Vendor Documentation

  1. How We Built Security Into Computer Vendor security architecture documentation covering Firecracker microVM sandboxing, OAuth connector data handling, BrowseSafe prompt injection defense, and enterprise governance controls. Published May 2026.
  2. Perplexity Trust Center Vendor trust center documenting SOC 2 Type II certification, GDPR compliance, AWS IAM access controls, SSO with MFA, JIT access policies, and Panther SIEM monitoring.
  3. Sandbox API documentation Vendor documentation of isolated code execution service describing Kubernetes pod isolation, FUSE filesystem, egress proxy with credential injection, and resource limits.
  4. Introducing Perplexity Computer Product launch announcement describing multi-model orchestration across nineteen models, sub-agent architecture, persistent memory, and four hundred plus connectors.
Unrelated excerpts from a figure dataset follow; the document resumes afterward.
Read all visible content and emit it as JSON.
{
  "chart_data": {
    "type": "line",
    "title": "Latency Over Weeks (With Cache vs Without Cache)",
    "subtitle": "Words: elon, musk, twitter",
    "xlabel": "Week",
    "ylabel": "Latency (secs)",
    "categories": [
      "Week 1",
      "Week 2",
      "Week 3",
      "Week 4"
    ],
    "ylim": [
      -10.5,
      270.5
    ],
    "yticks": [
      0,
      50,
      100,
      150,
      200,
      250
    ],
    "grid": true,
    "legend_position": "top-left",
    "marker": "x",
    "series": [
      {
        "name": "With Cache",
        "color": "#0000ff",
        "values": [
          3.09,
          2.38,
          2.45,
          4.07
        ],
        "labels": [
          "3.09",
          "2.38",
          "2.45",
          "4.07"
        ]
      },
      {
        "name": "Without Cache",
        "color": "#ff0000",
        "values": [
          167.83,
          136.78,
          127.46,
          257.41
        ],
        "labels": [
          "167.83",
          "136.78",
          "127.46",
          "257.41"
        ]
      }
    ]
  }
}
Published February 2026.

Other Sources

  1. CVE-2025-0599 architectural analysis Deep analysis of CORS misconfiguration in Perplexity macOS Comet feature covering architectural risks of local web server binding and broader desktop AI agent security implications.
  2. Reverse engineering Perplexity Computer sandbox Independent reverse engineering confirming three-layer architecture (cloud backend, E2B Linux sandbox, separate cloud browser), no visible credentials in sandbox, and forty-plus built-in tools.
  3. Hidden MCP API in Comet extensions SquareX research exposed hidden MCP API in undisclosed Comet browser extensions allowing system-level commands without user consent. Perplexity silently patched after publication November 2025.